We structure experiences with art that generate collaboration, empathic communication, and individual cognitive and behavioral growth.

We teach you to do the same using your work within your professional context.

 
 

 

Rigorous, Tested Methods

Visual Thinking Strategies (VTS) is a facilitation and discussion methodology developed for art museums that we adapted for the professional world. VTS was co-created by Philip Yenawine, a founding consultant to Hailey Group, and Abigail Housen, a cognitive psychologist. They designed VTS for museums and schools and achieved global impact.

Peer reviewed research shows that engagement with VTS improves observation, communication, and listening skills; hones empathic capacities and reflective practices that promote self awareness about one’s own thinking patterns, assumptions and biases; helps both leaders and teams navigate ambiguity and uncertainty, and supports understanding across difference and inclusivity.

Hailey Group brought VTS to the business world. We connect the leader-team dynamics and cognitive growth enabled by VTS to scholarship and best practices within organizational behavior, executive education, human-centered design, healthcare, and higher education. Our team includes experts from across these arenas.

This illustration captures key techniques and outcomes of a Hailey Group facilitative leadership workshop in an executive education program at a renowned business school. Click to enlarge.

 
 

What happens during a Visual Thinking Strategies discussion?

 
 

A VTS DISCUSSION: THE FACILITATOR

During a VTS discussion, the facilitator stewards group discussion about a common focus (i.e., a work of art, a business stimulus, a medical image) by employing research-based techniques such as asking carefully worded open-ended questions, listening to understand, paraphrasing responses to share that understanding,  rigorously seeking evidence for unsupported statements, maintaining a non-judgmental attitude, linking ideas across the conversation, recognizing various lenses being applied by individual comments, refraining from inserting their own opinions and ideas, and prompting continued inquiry.

VTS training develops each of these skills and helps facilitators cultivate a curious, appreciative, rigorous stance.

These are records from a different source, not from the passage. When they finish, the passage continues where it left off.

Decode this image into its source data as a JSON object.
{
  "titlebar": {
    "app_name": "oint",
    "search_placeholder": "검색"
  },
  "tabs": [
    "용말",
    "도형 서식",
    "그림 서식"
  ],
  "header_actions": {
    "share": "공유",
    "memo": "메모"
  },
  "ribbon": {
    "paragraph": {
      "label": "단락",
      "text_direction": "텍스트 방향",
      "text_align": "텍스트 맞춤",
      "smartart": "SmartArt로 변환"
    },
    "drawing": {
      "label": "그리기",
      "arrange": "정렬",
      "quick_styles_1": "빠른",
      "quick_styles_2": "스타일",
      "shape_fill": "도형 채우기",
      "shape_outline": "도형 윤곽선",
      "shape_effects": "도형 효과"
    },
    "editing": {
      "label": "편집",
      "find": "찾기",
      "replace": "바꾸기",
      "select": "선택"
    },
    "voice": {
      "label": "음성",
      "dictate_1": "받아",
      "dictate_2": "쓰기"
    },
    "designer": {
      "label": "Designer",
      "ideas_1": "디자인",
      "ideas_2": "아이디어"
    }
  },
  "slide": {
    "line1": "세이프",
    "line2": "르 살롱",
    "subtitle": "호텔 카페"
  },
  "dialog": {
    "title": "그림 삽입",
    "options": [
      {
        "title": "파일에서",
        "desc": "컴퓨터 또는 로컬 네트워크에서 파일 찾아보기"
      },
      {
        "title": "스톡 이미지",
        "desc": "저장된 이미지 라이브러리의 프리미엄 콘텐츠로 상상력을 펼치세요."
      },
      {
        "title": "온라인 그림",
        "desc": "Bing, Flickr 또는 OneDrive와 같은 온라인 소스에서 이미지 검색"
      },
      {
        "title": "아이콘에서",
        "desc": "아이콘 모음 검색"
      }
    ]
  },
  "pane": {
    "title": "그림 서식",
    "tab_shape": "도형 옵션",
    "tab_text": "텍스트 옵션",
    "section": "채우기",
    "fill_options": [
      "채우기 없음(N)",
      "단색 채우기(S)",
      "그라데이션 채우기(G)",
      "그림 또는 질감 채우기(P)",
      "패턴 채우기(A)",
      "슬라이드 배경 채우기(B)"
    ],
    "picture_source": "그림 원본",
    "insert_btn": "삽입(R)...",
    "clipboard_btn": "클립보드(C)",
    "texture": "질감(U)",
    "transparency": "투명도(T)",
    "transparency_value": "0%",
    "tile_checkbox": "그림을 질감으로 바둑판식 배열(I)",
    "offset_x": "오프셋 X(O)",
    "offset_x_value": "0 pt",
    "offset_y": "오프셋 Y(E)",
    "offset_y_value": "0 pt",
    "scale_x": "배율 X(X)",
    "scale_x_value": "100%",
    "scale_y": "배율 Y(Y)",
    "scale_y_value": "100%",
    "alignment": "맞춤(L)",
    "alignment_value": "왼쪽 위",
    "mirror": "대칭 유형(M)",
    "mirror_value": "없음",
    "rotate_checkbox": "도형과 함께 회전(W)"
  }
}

VTS facilitators intentionally cultivate a culture in which work is experienced as an engaged, respectful process of learning in real time.

A VTS DISCUSSION: THE PARTICIPANTS

The VTS process enables discussion participants to listen deeply as well as speak, move beyond initial assumptions and impressions, anchor their perspectives in evidence, consider multiple interpretations simultaneously, build on each other’s ideas, respectfully disagree, change their minds, and experiment. They are attentive to their own thinking and the thinking of others. Participants develop comfort with uncertainty by staying in a process of continued exploration.

VTS creates a brave space in which performative, fear-based participation (or non-participation) dissipates; instead, everyone becomes deeply engaged in the material at hand and each other’s thinking and meaning-making. Participants experience a culture of learning and growth in real time.

 


 

In Addition…

 

RESTORATIVE PRACTICES

Stressed and exhausted teams need space for group experiences that can help them experience wonder, get recentered in their professional values, and be mindful and empathetic together. We deploy a number of art and meditative techniques using personal responses, poetry, some VTS and more to help teams and individuals recenter and restore.

SKETCHING

Sketching techniques—no experience required!—can be layered into many of our learning experiences to deepen observation, generate insights, and help participants rewire their visual focus and build on each other’s ideas.

 

 
 
Very productive, informative, and eye-opening for our team–the techniques we learned ensured opinions are heard and clarity is captured. All members of our team gained confidence and tools for how to facilitate going forward. Using art as a vehicle to team build was incredibly creative.